What are the top security features buyers of SaaS platforms want to look for now?
When scrutinizing a SaaS platform there are several technical and non-technical controls to consider. Key technical controls that should be in place are access management (least privileged), encryption (at rest and in transit), and data retention.
From a non-technical point of view, I look at:
- External Audits: Compliance does not equal security, but the minimum effort a SaaS company can put forth is to have ISO 27001 and/or SOC2 type 2 audits performed annually.
- SAML Integration: The proliferation of MFA and SSO implementations to reduce the number of user managed passwords while keeping company passwords out of vendor repositories isn't going away for now. Not only should SAML integration be available as part of any paid offering, it should not be an additional cost, and definitely not restricted to the top tier license category.
- Privacy Acumen: SaaS companies need a resource who can intelligently discuss the measures they are taking to meet regulations that are applicable to your business.
- DR/BCP and Incident Response Plans: There should be documented plans and annual testing of the plans for validity. This provides some piece of mind that in a worse case scenario, the SaaS vendor has planned for bad things happening and how to quickly respond and secure the system—not thinking about them for the first time in the middle of a crisis.
How has COVID-19 affected the world of security in SaaS?
The role of the CSO has been elevated, as they are driving or a major stakeholder in digital transformation projects related to remote work. This has driven companies to seek out CSOs with strong business acumen, who focus on collaboration. Success in the pandemic era has required better relationships with Chief People Officers, Chief Financial Officers, and Chief Marketing Officers. These relationships allow for more effective communication about cultural impact, market differentiation during times of tighter budgets, and allocation of budget on the most impactful items.
What trends do you see happening in the SaaS security world the next year/five years?

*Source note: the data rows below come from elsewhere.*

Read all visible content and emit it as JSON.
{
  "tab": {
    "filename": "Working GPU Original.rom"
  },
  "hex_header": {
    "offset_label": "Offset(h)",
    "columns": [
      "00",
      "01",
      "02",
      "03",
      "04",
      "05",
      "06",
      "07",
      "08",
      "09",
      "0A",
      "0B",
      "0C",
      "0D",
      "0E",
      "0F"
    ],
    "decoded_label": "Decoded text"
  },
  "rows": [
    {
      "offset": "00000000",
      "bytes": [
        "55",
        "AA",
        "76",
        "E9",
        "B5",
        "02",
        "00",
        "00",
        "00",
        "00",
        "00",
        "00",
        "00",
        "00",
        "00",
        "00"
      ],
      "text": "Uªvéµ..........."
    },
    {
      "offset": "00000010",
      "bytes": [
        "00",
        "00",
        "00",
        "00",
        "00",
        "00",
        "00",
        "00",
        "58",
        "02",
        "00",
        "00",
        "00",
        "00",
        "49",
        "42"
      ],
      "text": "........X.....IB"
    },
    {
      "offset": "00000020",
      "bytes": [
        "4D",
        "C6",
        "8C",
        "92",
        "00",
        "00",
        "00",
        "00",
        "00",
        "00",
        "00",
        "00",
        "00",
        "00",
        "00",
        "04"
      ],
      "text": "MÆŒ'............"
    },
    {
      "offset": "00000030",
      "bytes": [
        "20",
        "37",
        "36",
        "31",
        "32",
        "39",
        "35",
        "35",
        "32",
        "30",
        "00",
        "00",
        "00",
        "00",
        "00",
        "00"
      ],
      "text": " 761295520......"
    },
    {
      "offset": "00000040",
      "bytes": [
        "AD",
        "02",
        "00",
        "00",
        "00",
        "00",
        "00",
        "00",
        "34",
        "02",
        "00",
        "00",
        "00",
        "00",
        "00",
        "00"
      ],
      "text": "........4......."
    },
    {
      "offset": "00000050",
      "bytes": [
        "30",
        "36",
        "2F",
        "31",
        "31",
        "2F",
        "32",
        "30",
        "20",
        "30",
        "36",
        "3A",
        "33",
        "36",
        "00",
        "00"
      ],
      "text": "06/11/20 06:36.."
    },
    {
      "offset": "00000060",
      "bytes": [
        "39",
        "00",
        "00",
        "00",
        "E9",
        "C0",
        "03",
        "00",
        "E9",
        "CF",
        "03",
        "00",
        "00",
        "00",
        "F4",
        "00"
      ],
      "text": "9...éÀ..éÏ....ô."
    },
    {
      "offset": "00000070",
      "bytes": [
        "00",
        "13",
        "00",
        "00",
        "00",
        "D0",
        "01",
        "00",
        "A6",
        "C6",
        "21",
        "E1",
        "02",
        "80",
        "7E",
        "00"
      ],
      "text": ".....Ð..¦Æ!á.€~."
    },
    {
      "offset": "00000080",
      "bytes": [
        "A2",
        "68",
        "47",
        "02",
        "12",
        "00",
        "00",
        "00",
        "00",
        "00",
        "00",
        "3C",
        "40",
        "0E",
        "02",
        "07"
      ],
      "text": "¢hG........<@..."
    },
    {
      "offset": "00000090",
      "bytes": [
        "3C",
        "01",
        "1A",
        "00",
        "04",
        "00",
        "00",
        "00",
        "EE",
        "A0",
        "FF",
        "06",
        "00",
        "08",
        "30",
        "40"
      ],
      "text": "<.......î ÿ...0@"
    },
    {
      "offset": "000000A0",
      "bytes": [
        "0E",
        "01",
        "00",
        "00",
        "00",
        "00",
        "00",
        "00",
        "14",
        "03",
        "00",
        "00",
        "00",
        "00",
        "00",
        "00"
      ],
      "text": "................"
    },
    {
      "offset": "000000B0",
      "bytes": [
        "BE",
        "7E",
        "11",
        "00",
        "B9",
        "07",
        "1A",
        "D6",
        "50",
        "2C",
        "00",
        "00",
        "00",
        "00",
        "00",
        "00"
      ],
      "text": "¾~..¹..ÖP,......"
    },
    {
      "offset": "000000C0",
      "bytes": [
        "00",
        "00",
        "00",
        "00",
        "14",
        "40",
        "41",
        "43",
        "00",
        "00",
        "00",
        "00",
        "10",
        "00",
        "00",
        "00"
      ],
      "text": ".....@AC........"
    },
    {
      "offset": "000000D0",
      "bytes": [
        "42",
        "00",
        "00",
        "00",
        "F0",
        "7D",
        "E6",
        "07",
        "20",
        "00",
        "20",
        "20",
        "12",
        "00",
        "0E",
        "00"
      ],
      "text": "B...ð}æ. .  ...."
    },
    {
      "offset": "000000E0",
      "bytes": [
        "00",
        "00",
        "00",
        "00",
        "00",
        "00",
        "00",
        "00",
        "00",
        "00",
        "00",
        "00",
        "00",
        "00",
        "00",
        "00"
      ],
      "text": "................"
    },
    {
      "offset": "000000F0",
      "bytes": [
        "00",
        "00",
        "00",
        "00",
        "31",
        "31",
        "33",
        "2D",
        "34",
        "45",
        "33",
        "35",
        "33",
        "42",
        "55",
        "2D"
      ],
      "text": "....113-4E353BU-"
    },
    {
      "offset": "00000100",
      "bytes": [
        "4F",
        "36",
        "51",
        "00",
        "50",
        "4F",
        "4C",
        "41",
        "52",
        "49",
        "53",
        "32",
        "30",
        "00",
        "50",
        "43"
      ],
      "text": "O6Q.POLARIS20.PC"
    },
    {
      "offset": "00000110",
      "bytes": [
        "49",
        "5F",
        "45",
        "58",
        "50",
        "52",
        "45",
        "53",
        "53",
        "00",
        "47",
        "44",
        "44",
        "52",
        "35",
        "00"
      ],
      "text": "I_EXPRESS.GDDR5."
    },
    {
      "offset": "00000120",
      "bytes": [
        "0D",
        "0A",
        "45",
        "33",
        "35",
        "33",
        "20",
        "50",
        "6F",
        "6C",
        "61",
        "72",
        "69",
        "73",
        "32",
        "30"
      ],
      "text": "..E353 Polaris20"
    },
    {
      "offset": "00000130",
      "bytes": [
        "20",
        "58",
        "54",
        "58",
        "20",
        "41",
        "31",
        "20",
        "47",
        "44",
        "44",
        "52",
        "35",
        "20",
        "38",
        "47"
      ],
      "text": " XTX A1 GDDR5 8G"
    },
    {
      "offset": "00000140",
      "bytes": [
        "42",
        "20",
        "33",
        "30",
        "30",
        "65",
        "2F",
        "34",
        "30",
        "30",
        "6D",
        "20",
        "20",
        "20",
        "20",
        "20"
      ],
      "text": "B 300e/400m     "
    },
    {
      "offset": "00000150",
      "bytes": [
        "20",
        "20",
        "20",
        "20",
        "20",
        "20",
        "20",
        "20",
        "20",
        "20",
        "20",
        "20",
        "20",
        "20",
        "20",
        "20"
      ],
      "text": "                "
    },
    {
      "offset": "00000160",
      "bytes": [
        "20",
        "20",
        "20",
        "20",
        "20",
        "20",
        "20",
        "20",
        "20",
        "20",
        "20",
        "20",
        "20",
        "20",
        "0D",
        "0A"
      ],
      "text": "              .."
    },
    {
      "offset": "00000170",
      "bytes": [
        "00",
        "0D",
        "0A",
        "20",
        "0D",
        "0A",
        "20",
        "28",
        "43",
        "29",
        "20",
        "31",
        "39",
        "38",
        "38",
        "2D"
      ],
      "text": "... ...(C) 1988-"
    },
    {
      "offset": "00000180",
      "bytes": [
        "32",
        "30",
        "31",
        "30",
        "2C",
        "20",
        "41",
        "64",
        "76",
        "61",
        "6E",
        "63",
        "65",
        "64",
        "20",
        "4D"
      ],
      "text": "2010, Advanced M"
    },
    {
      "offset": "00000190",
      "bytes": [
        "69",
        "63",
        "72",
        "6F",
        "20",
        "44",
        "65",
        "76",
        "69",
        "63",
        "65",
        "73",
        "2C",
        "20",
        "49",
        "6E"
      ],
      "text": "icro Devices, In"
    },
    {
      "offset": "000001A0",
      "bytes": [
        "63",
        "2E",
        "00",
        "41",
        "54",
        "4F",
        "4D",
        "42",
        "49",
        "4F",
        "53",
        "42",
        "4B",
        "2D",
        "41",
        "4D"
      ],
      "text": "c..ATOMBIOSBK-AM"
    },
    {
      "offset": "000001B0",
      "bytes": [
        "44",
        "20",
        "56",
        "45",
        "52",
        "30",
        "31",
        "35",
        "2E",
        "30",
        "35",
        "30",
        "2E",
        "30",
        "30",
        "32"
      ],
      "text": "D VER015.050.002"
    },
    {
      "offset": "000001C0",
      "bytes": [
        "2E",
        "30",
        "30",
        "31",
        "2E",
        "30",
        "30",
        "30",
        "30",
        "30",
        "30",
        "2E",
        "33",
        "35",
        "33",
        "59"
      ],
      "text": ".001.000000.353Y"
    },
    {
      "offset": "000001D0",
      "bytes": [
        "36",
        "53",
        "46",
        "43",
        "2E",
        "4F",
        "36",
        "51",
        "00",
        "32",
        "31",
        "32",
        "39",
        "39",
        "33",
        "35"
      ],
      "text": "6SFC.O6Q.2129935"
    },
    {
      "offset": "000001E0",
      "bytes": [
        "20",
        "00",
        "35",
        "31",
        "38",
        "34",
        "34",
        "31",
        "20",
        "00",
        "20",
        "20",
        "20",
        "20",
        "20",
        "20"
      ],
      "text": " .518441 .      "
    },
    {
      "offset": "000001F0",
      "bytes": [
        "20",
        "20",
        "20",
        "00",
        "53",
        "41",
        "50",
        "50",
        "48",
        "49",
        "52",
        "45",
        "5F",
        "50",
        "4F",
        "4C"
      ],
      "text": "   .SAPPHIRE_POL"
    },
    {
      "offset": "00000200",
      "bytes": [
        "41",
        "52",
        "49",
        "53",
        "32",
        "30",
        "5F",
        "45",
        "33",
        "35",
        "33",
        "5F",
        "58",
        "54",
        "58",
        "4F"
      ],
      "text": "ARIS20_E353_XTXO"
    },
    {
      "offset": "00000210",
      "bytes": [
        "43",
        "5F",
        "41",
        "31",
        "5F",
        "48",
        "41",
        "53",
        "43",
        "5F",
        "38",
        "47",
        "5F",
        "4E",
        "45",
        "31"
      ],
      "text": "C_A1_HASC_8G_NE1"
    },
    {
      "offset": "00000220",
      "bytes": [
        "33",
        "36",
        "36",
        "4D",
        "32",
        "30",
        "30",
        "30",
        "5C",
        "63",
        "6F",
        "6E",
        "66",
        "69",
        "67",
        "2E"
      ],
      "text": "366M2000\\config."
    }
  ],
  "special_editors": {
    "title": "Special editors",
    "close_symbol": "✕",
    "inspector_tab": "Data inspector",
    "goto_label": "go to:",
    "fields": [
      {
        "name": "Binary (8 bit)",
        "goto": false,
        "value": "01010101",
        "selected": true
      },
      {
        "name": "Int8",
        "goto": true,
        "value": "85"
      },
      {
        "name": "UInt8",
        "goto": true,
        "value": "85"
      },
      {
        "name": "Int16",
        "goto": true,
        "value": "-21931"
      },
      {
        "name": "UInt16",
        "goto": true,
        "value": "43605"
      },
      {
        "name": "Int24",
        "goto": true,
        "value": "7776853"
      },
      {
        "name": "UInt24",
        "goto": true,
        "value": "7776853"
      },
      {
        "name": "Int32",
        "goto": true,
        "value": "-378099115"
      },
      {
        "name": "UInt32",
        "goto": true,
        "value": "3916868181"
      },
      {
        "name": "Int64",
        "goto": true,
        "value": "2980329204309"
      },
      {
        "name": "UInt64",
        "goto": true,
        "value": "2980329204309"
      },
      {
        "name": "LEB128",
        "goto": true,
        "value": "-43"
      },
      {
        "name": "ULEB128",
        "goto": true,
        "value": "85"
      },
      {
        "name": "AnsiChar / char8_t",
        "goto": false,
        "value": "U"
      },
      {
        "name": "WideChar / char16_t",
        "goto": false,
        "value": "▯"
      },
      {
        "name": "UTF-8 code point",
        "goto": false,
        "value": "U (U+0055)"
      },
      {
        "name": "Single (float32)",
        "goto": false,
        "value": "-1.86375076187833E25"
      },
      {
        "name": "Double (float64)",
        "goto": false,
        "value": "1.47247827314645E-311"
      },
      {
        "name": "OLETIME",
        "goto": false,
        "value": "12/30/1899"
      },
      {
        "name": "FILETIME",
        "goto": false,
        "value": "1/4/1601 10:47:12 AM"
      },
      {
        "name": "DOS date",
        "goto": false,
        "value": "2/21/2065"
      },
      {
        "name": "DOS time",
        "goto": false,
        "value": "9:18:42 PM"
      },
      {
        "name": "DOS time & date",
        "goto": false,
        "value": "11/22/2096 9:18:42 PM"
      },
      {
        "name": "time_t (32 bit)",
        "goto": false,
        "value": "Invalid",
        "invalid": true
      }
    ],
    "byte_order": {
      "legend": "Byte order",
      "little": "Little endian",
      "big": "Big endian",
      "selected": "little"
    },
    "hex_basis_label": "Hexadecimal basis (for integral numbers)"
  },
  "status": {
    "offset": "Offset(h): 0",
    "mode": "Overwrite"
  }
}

One major shift will be as CSOs continue to behave as someone who drives security within the business framework, not pushing their own agenda above all else. There will be increased opportunities provided in collaborating with the executive teams and board. Security will move out of being the world of being second class citizens.
Another trend that will continue to make gains is automation as a resource. Automation isn't new, but hiring freezes during COVID-19 have forced teams to do more with less. I don’t mean the vendor pipe dream of automation, which is pitched as “set it and forget it,” but the principle of simplifying and automating repetitive manual tasks to free up time for the team to address higher risk items.
What are some tips you have for sales teams working with their colleagues in security?
Security Reviews: Collaborate with your security team to make sure everything is in order when it comes to the inevitable security review. Share with security the common talking points and concerns that come up during customer interactions. This will assist in the prioritization of customer facing assets to help reduce the security review portion of the sales cycle.
Selling Motion: If the CSO is part of the purchase decision-making, spend time with your CSO to understand what is important to them. What is it they look for when purchasing a product? What are our pet peeves when being contacted or sold to?
Leverage Resources: Many of CSOs are part of larger security executive groups where we share knowledge, from sales experiences to bad vendor interactions. A key to success in any position is using all available resources to develop a deeper understanding of your industry.